Freitag, 2. Januar 2015

Offener Packwagen 135a

Dieser offene Packwagen war anfangs ein reiner Rungenwagen und wurde zum Transport des Gradins genutzt. 1965 oder 1966 wurde er dann umgebaut, seitlich mit jeweils vier Brettern versehen und war auf späteren Bildern in der Nähe der Stallzelte zu finden, was einen Einsatz beim Transport der Tierzelte vermuten lässt. Auf Bildern aus dem Jahr 1968 sieht man ihn mit Teilen des Raubtiertunnels der neuen Tigernummer beladen, hinter dem Chapiteau stehen. 
Von der Bauweise ähnelt er dem bereits vor vier Jahren gebauten Zaunwagen mit der Nummer 130, an dessen "Bauanleitung" ich mich auch hier orientierte. Dadurch war der Bau auch relativ einfach und mit nur einem Tag Bauzeit, inklusive Lackieren auch ungewöhnlich schnell.


Das Vorbild im Jahr 1968
Bild: Williams Archiv M. Kristen (F. Döhling)

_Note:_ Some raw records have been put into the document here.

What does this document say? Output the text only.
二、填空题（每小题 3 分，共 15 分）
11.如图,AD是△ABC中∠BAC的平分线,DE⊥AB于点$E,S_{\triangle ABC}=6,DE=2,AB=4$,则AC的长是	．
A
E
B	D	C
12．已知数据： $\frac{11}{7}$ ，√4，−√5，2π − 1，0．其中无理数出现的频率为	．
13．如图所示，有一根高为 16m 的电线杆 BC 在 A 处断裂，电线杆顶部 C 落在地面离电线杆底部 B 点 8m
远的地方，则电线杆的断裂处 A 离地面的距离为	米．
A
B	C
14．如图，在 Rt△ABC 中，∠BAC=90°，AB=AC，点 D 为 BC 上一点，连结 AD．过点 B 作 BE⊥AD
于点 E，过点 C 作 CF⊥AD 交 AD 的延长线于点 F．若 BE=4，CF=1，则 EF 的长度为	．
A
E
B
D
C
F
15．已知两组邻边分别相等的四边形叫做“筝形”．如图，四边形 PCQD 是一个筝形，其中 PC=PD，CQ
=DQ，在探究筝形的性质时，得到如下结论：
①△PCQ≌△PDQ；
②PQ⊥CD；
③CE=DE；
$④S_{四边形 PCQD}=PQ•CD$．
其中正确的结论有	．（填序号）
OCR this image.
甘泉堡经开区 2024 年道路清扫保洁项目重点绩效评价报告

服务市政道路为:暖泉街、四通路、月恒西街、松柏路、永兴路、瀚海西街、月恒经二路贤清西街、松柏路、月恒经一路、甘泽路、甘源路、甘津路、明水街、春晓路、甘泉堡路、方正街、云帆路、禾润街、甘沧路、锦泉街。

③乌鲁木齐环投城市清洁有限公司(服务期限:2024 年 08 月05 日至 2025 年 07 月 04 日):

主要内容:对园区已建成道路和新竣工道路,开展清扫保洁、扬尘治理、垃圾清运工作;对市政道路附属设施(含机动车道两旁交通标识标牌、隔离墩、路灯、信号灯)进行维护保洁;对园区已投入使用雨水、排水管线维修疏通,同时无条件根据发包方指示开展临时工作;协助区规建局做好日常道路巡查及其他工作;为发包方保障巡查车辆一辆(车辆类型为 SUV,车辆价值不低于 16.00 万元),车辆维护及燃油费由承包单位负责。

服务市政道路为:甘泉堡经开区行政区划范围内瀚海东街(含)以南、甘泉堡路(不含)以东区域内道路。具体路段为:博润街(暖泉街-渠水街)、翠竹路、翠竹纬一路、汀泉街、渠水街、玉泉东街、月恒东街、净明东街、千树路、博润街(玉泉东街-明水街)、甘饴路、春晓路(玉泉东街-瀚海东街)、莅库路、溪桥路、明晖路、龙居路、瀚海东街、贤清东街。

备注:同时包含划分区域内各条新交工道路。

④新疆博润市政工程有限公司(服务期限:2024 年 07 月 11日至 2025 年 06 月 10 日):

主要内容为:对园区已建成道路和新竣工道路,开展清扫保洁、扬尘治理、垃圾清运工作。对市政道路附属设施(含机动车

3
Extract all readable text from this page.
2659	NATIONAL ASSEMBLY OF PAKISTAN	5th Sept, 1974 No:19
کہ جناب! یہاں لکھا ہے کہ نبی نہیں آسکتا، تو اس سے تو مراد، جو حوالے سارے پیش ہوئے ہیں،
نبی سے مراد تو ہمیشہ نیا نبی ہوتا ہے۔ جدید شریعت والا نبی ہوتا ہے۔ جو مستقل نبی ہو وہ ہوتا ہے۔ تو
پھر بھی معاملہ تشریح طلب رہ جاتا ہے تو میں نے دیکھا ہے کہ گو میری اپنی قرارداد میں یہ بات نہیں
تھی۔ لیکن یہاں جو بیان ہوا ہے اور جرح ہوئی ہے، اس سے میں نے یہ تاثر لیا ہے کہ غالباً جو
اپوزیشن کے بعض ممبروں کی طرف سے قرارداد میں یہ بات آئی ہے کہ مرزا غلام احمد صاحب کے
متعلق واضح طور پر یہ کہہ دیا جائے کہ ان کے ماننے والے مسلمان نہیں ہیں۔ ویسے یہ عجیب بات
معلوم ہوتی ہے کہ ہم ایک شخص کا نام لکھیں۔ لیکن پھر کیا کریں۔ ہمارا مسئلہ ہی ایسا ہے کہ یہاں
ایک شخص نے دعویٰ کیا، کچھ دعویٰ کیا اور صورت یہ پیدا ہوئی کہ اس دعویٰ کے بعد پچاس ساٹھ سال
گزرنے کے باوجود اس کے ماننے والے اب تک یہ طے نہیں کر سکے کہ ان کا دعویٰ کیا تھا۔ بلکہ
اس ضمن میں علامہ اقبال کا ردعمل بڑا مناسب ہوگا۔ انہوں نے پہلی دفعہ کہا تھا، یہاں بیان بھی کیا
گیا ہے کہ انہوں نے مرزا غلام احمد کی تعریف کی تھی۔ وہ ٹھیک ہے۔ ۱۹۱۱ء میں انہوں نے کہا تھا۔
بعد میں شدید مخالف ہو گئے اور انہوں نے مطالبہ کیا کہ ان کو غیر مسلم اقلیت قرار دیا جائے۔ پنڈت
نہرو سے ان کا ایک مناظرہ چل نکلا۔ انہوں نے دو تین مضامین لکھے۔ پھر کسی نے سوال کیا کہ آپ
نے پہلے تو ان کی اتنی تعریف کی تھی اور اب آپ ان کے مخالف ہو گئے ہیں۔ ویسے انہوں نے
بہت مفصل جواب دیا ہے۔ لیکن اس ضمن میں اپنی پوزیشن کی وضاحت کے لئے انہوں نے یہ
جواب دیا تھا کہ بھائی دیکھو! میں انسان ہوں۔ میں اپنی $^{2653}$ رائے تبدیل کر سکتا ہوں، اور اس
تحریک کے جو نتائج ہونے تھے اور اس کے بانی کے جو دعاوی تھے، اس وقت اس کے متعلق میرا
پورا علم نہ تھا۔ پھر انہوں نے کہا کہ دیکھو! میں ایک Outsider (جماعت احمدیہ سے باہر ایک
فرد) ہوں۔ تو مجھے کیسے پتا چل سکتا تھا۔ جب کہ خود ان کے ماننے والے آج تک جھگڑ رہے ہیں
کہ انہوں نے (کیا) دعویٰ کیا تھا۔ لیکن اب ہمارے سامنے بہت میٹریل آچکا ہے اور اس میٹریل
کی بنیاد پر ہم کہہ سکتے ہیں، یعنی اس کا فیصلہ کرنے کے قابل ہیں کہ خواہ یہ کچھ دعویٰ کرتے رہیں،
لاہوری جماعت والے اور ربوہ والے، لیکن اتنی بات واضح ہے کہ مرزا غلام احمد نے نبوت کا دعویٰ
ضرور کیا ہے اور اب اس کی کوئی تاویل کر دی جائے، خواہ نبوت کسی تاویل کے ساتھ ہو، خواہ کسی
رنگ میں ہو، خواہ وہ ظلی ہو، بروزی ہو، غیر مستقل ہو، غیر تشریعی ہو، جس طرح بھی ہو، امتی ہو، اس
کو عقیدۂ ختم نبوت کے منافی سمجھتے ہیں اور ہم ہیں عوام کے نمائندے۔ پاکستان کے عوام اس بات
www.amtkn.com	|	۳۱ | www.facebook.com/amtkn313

Wie immer suche ich nach Bildern des Wagen in meinem Archiv und fertige eine Zeichnung des Wagens an. Danach suche ich mir die passenden Materialien und Bauteile aus meinem "Materiallager" zusammen und beginne mit dem Bau. 


Wie oben geschrieben, orientiert sich dieser Wagen an dem Modell des bauähnlichen Zaunwagens, weshalb die Bauschritte diese Mal nicht so detailiert ausfallen werden. Die ausführliche Bauanleitung des Wagens Nummer 130 findet sich hier


Einer der grössten Unterschiede zwischen diesem Modell und meinen bisherigen offenen Packwagen ist die Verwendung der gelaserten Echtholzplatte von Kirmes-Welt Hamburg als Ladefläche. Das Stück lässt sich prima verarbeiten, altern und bleibt formstabil. 


Mit der Konstruktion an der Wagenstirnseite beginnt der Aufbau. 
Verwendet werden hier wieder nur C und L Messing-Profile der Firma Hassler. 


Gefolgt von den Rungen aus 0,5 x 1,0 mm C Profilen. 


Der Bretteraufbau besteht aus 1x16 Echholzbrettern der amerikanischen Firma Northeastern Scale Lumber Co.


Nach Fertigstellung des Bausegmentes Wagenaufbau folgt der passende Unterbau samt Bereifung (beides Preiser), sowie eine Deichsel und Anhängerkupplung aus dem Hause Weinert.



Danach wird der Wagen noch rot mit Floquil Caboose Red (F110020) bemalt und die Ladefläche, sowie Teile des Aufbaus mit ein wenig schwarzer Künstlerkreidenstaub patiniert. Am Ende folgen noch die feinen Messingketten von Bavaria Modellbahn und fertig ist das Modell. Neben der Beladung fehlt nur noch die afrikanische Elefantendame Kongo im Bild.